Regierung Monti – Interessenvertreter der Bourgeoisie

Monti, undemokratisch eingesetzter Technokrat - er selbst ist mit seiner persönlichen Geschichte ein Paradebeispiel neoliberaler Ideologie.

Tatsächlich handelt Mario Monti, neuer Regierungschef in Italien, auch genau nach deren Interessen. Nicht demokratisch gewählt sondern auf Druck von außen eingesetzt, früherer Berater der Investmentbank Goldmann Sachs, nun neoliberales Zugpferd für Italiens Politik. Auch das Parlament hat unter der Bevölkerung keinen guten Stand mehr und wird gemein hin nur noch die „Kaste“ genannt.

Das Programm Montis ist so auch ganz nach der neoliberalen Schule gestaltet:

  • Privatisierung staatlicher Unternehmen
  • Liberalisierungen in verschiedenen Branchen (Banken-, Tankstellen-, Apotheken- und Taxigewerbe
  • Erhöhung von Benzin-, Tabak-, und Mehrwertsteuer, Grundsteuer auf das erste Haus
  • Erhöhung des Renteneintrittsalters sowie absenken des Rentenniveaus
  • Angriffe auf Arbeitsrechte wie Kündigungsschutz und Aushebeln von Tarifverträgen
  • Einsparungen im Öffentlichen Dienst von 24 Milliarden an Stellen, Gehältern, Sozialleistungen und Bildung

Insgesamt ein harter Schlag für die arbeitende Bevölkerung, die Pensionäre und Jugendlichen des krisengeschüttelten Landes. Das offensichtliche Problem ist jedoch, dass der IWF schon jetzt mit einem Wirtschaftsrückgang von 2,2 Prozent rechnet und dieses Paket nicht gerade zu einer Besserung der Konjunktur im Sinne der italienischen Bevölkerung beitragen wird. Die Zulassung von Neuwagen sanken um auf 18,9%, die Einzelhandelsumsätze sanken seit 2008 um 6,3% – solche Maßnahmen haben zahlreiche Länder Südamerikas in den Ruin stürzen lassen. Sein Kommentar im Fernsehen zum Aufbrechen des Kündigungsschutzes blanker Hohn: Man müsse sich von der Idee eines festen Arbeitsverhältnisses verabschieden, und eine Festanstellung sei doch eintönig.

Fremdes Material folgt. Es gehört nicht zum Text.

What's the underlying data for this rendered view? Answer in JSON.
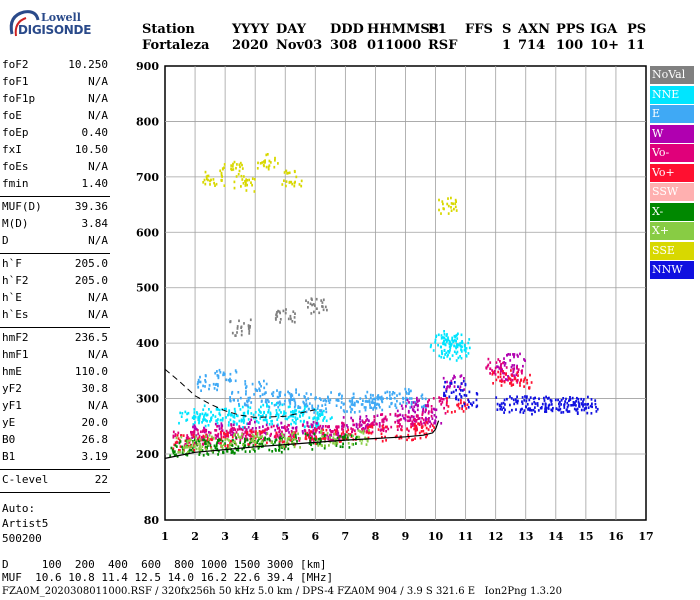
{
  "logo": {
    "line1": "Lowell",
    "line2": "DIGISONDE"
  },
  "header": {
    "labels": [
      "Station",
      "YYYY",
      "DAY",
      "DDD",
      "HHMMSS",
      "P1",
      "FFS",
      "S",
      "AXN",
      "PPS",
      "IGA",
      "PS"
    ],
    "values": [
      "Fortaleza",
      "2020",
      "Nov03",
      "308",
      "011000",
      "RSF",
      "",
      "1",
      "714",
      "100",
      "10+",
      "11"
    ]
  },
  "params": [
    {
      "label": "foF2",
      "value": "10.250"
    },
    {
      "label": "foF1",
      "value": "N/A"
    },
    {
      "label": "foF1p",
      "value": "N/A"
    },
    {
      "label": "foE",
      "value": "N/A"
    },
    {
      "label": "foEp",
      "value": "0.40"
    },
    {
      "label": "fxI",
      "value": "10.50"
    },
    {
      "label": "foEs",
      "value": "N/A"
    },
    {
      "label": "fmin",
      "value": "1.40"
    },
    {
      "label": "MUF(D)",
      "value": "39.36"
    },
    {
      "label": "M(D)",
      "value": "3.84"
    },
    {
      "label": "D",
      "value": "N/A"
    },
    {
      "label": "h`F",
      "value": "205.0"
    },
    {
      "label": "h`F2",
      "value": "205.0"
    },
    {
      "label": "h`E",
      "value": "N/A"
    },
    {
      "label": "h`Es",
      "value": "N/A"
    },
    {
      "label": "hmF2",
      "value": "236.5"
    },
    {
      "label": "hmF1",
      "value": "N/A"
    },
    {
      "label": "hmE",
      "value": "110.0"
    },
    {
      "label": "yF2",
      "value": "30.8"
    },
    {
      "label": "yF1",
      "value": "N/A"
    },
    {
      "label": "yE",
      "value": "20.0"
    },
    {
      "label": "B0",
      "value": "26.8"
    },
    {
      "label": "B1",
      "value": "3.19"
    },
    {
      "label": "C-level",
      "value": "22"
    }
  ],
  "autoscaling": {
    "line1": "Auto:",
    "line2": "Artist5",
    "line3": "500200"
  },
  "legend": [
    {
      "label": "NoVal",
      "color": "#808080"
    },
    {
      "label": "NNE",
      "color": "#00e5ff"
    },
    {
      "label": "E",
      "color": "#3fa9f5"
    },
    {
      "label": "W",
      "color": "#b000b0"
    },
    {
      "label": "Vo-",
      "color": "#e0007a"
    },
    {
      "label": "Vo+",
      "color": "#ff1030"
    },
    {
      "label": "SSW",
      "color": "#ffb0b0"
    },
    {
      "label": "X-",
      "color": "#008800"
    },
    {
      "label": "X+",
      "color": "#88cc44"
    },
    {
      "label": "SSE",
      "color": "#d8d800"
    },
    {
      "label": "NNW",
      "color": "#1010e0"
    }
  ],
  "footer": {
    "d_line": "D     100  200  400  600  800 1000 1500 3000 [km]",
    "muf_line": "MUF  10.6 10.8 11.4 12.5 14.0 16.2 22.6 39.4 [MHz]",
    "file_line": "FZA0M_2020308011000.RSF / 320fx256h 50 kHz 5.0 km / DPS-4 FZA0M 904 / 3.9 S 321.6 E   Ion2Png 1.3.20"
  },
  "chart_data": {
    "type": "scatter",
    "title": "",
    "xlabel": "",
    "ylabel": "",
    "xlim": [
      1,
      17
    ],
    "ylim": [
      80,
      900
    ],
    "x_ticks": [
      1,
      2,
      3,
      4,
      5,
      6,
      7,
      8,
      9,
      10,
      11,
      12,
      13,
      14,
      15,
      16,
      17
    ],
    "y_ticks": [
      80,
      200,
      300,
      400,
      500,
      600,
      700,
      800,
      900
    ],
    "grid": true,
    "legend_position": "right",
    "profile_curve": [
      [
        1.0,
        192
      ],
      [
        2,
        203
      ],
      [
        3,
        208
      ],
      [
        4,
        213
      ],
      [
        5,
        217
      ],
      [
        6,
        221
      ],
      [
        7,
        225
      ],
      [
        8,
        228
      ],
      [
        9,
        231
      ],
      [
        9.6,
        234
      ],
      [
        9.9,
        238
      ],
      [
        10.0,
        245
      ],
      [
        10.1,
        260
      ]
    ],
    "dashed_curve": [
      [
        1.0,
        353
      ],
      [
        1.5,
        330
      ],
      [
        2,
        305
      ],
      [
        2.5,
        290
      ],
      [
        3,
        278
      ],
      [
        3.5,
        270
      ],
      [
        4,
        266
      ],
      [
        5,
        268
      ],
      [
        6,
        280
      ]
    ],
    "series": [
      {
        "name": "NNE",
        "color": "#00e5ff",
        "points": [
          [
            1.8,
            270
          ],
          [
            2.2,
            265
          ],
          [
            2.6,
            275
          ],
          [
            3.0,
            270
          ],
          [
            3.4,
            262
          ],
          [
            3.8,
            275
          ],
          [
            4.2,
            270
          ],
          [
            4.6,
            280
          ],
          [
            5.0,
            268
          ],
          [
            5.4,
            275
          ],
          [
            5.8,
            262
          ],
          [
            6.2,
            270
          ],
          [
            10.1,
            390
          ],
          [
            10.3,
            410
          ],
          [
            10.5,
            405
          ],
          [
            10.7,
            385
          ],
          [
            10.8,
            400
          ]
        ]
      },
      {
        "name": "E",
        "color": "#3fa9f5",
        "points": [
          [
            2.4,
            330
          ],
          [
            3.0,
            340
          ],
          [
            3.5,
            300
          ],
          [
            4.0,
            320
          ],
          [
            4.5,
            300
          ],
          [
            5.0,
            305
          ],
          [
            5.5,
            300
          ],
          [
            6.0,
            290
          ],
          [
            6.5,
            300
          ],
          [
            7.2,
            290
          ],
          [
            7.6,
            300
          ],
          [
            7.9,
            295
          ],
          [
            8.3,
            300
          ],
          [
            8.8,
            305
          ],
          [
            9.3,
            300
          ]
        ]
      },
      {
        "name": "W",
        "color": "#b000b0",
        "points": [
          [
            2.2,
            240
          ],
          [
            3.0,
            245
          ],
          [
            4.0,
            250
          ],
          [
            5.0,
            245
          ],
          [
            5.8,
            250
          ],
          [
            6.5,
            240
          ],
          [
            7.2,
            255
          ],
          [
            8.0,
            260
          ],
          [
            9.0,
            275
          ],
          [
            9.4,
            290
          ],
          [
            9.8,
            270
          ],
          [
            10.6,
            330
          ],
          [
            12.3,
            350
          ],
          [
            12.6,
            370
          ]
        ]
      },
      {
        "name": "Vo-",
        "color": "#e0007a",
        "points": [
          [
            1.6,
            230
          ],
          [
            2.0,
            232
          ],
          [
            2.5,
            235
          ],
          [
            3.0,
            238
          ],
          [
            3.5,
            240
          ],
          [
            4.0,
            238
          ],
          [
            4.5,
            240
          ],
          [
            5.0,
            242
          ],
          [
            5.5,
            240
          ],
          [
            6.0,
            238
          ],
          [
            6.5,
            240
          ],
          [
            7.0,
            245
          ],
          [
            7.5,
            250
          ],
          [
            8.0,
            255
          ],
          [
            8.5,
            260
          ],
          [
            9.0,
            258
          ],
          [
            9.5,
            262
          ],
          [
            10.0,
            290
          ],
          [
            12.0,
            360
          ],
          [
            12.5,
            345
          ]
        ]
      },
      {
        "name": "Vo+",
        "color": "#ff1030",
        "points": [
          [
            1.6,
            222
          ],
          [
            2.2,
            225
          ],
          [
            3.0,
            228
          ],
          [
            4.0,
            230
          ],
          [
            5.0,
            228
          ],
          [
            6.0,
            232
          ],
          [
            7.0,
            235
          ],
          [
            8.0,
            238
          ],
          [
            9.0,
            242
          ],
          [
            9.6,
            245
          ],
          [
            10.7,
            290
          ],
          [
            12.2,
            340
          ],
          [
            12.8,
            335
          ]
        ]
      },
      {
        "name": "X-",
        "color": "#008800",
        "points": [
          [
            1.5,
            212
          ],
          [
            2.0,
            214
          ],
          [
            2.5,
            215
          ],
          [
            3.0,
            218
          ],
          [
            3.5,
            216
          ],
          [
            4.0,
            220
          ],
          [
            4.5,
            218
          ],
          [
            5.0,
            222
          ],
          [
            6.0,
            225
          ],
          [
            7.0,
            228
          ]
        ]
      },
      {
        "name": "X+",
        "color": "#88cc44",
        "points": [
          [
            1.7,
            220
          ],
          [
            2.3,
            222
          ],
          [
            3.2,
            224
          ],
          [
            4.2,
            226
          ],
          [
            5.2,
            228
          ],
          [
            6.4,
            230
          ],
          [
            7.4,
            232
          ]
        ]
      },
      {
        "name": "SSE",
        "color": "#d8d800",
        "points": [
          [
            2.6,
            700
          ],
          [
            3.2,
            720
          ],
          [
            3.6,
            690
          ],
          [
            4.4,
            730
          ],
          [
            5.2,
            700
          ],
          [
            10.4,
            650
          ]
        ]
      },
      {
        "name": "NNW",
        "color": "#1010e0",
        "points": [
          [
            10.6,
            320
          ],
          [
            11.0,
            300
          ],
          [
            12.3,
            290
          ],
          [
            12.8,
            292
          ],
          [
            13.2,
            288
          ],
          [
            13.6,
            292
          ],
          [
            14.0,
            290
          ],
          [
            14.4,
            289
          ],
          [
            14.8,
            291
          ],
          [
            15.0,
            290
          ]
        ]
      },
      {
        "name": "NoVal",
        "color": "#808080",
        "points": [
          [
            3.5,
            430
          ],
          [
            5.0,
            450
          ],
          [
            6.0,
            470
          ]
        ]
      }
    ]
  }
}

Und dennoch wird noch nicht geschlossen gegen den gefährlichen Technokraten vorgegangen. Im Gegenteil erfreute er sich noch einer gewissen Beliebtheit, da er schließlich den verhassten Vorgänger Berlusconi aus dem Amt verdrängte und mit seinem kompromisslosen Führungsstil besondere Schlagkraft bewies. Für die Presse stellt er die Rettungsfigur der italienisch-europäischen Tragödie dar, obwohl keiner so genau weiß, was denn seine Politik so genau für Auswirkungen haben wird. Wichtig ist nur: Zielgerichtet und so wirtschaftsliberal wie möglich. Die Einzigen, die profitieren sind die Kapitalisten Europas, das deutsche Kapital im speziellen. Der Vergleich mit anderen Ländern bezüglich der Auswirkungen dieser Politik, wird daher bewusst von den bürgerlichen Medien vermieden!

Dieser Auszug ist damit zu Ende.